Parents say a new rule restricting where girls from rural Saskatchewan can play hockey should be put on ice.

The Saskatchewan Hockey Association has said that, starting in the 2018-19 season, girls under 17 who live outside Regina and Saskatoon won't be allowed to play for teams in those cities.

Parents in rural areas don't like the idea and a petition is circulating online to have the decision reversed.

They say the rule will prevent girls from competing with teammates of the same calibre, because there aren't enough players to form tiered teams.

The hockey association says there are plenty of girls in the country to make such a program work and associations have 16 months to organize themselves.

General manager Kelly McClintock says the rule will grow girls hockey once local associations get behind it.

"The onus of looking after female development and looking after female hockey players, as opposed to just allowing them to play co-ed and not offering any female teams ... will spur on associations to work together and more females will get involved in the game,” McClintock told Regina radio station CJME.

He suggested more girls would play hockey if they could participate at home.
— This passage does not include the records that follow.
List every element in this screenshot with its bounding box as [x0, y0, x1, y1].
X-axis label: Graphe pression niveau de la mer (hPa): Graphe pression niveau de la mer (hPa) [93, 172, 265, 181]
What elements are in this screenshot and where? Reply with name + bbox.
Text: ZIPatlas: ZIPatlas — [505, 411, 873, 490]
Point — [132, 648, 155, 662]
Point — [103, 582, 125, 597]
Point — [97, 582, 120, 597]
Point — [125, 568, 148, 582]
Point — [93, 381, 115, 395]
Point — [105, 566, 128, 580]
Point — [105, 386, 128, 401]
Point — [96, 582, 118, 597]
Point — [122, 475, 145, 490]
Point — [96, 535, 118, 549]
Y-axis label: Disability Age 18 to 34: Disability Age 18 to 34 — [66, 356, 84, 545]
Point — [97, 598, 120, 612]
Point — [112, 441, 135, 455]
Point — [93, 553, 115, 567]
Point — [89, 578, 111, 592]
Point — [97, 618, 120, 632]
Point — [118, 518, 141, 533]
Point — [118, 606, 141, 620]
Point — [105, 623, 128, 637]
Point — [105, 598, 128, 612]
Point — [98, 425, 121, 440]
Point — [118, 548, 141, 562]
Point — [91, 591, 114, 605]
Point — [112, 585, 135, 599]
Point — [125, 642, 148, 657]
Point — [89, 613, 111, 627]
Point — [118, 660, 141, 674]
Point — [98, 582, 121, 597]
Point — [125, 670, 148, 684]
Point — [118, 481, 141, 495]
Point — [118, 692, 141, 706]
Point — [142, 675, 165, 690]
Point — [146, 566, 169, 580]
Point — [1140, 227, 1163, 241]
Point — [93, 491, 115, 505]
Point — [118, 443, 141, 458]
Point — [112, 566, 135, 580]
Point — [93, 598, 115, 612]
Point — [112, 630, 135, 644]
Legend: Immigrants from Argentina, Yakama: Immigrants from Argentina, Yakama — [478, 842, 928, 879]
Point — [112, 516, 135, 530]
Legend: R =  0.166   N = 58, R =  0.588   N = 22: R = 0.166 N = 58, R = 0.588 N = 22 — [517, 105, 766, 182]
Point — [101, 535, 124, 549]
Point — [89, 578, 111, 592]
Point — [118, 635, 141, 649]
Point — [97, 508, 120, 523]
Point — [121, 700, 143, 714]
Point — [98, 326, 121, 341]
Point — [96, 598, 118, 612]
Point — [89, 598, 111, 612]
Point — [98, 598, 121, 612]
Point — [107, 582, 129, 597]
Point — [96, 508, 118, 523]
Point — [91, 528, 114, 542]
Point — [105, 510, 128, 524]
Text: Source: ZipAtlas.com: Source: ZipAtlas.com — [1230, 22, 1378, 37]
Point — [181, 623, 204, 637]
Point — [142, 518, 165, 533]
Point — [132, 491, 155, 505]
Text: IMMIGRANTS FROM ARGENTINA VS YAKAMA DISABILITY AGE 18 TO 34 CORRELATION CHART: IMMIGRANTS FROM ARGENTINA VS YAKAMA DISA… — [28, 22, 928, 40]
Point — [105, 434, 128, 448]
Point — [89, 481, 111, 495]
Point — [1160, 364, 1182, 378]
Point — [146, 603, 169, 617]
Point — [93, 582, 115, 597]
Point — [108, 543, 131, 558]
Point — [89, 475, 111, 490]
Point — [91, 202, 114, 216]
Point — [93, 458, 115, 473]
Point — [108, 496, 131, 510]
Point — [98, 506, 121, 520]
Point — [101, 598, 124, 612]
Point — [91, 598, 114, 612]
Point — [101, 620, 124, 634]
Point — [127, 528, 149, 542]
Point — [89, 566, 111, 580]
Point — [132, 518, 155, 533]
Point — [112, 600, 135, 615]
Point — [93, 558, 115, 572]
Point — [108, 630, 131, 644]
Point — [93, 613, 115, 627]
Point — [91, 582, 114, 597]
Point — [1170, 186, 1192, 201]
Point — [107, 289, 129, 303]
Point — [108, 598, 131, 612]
He also said skills are developed through practising and coaching, not from tiered games.

Parent Kristy Laird, who started the petition, doesn't agree.

"They'll play on unbalanced teams. You'll have players that are brand new, just putting on their skates, to elite players. You're not developing those girls properly."

Laird, whose daughter plays hockey in Saskatoon, is also concerned about numbers. She said the league her daughter is in can only field four teams, which include girls from rural areas.

"If you take away our rural people from Saskatoon, we're losing numbers and we're spreading them very thinly in rural areas."

The Saskatchewan Hockey Association had 650 girls playing in Saskatoon last year. Sixty-eight were rural players.

Of 429 players in Regina, 51 girls were from outside the city.

McClintock said a similar rule has been in place for boys for more than 25 years.

He noted that girls who play in Midget AAA — 17- and 18-year-olds — can still play wherever they want to.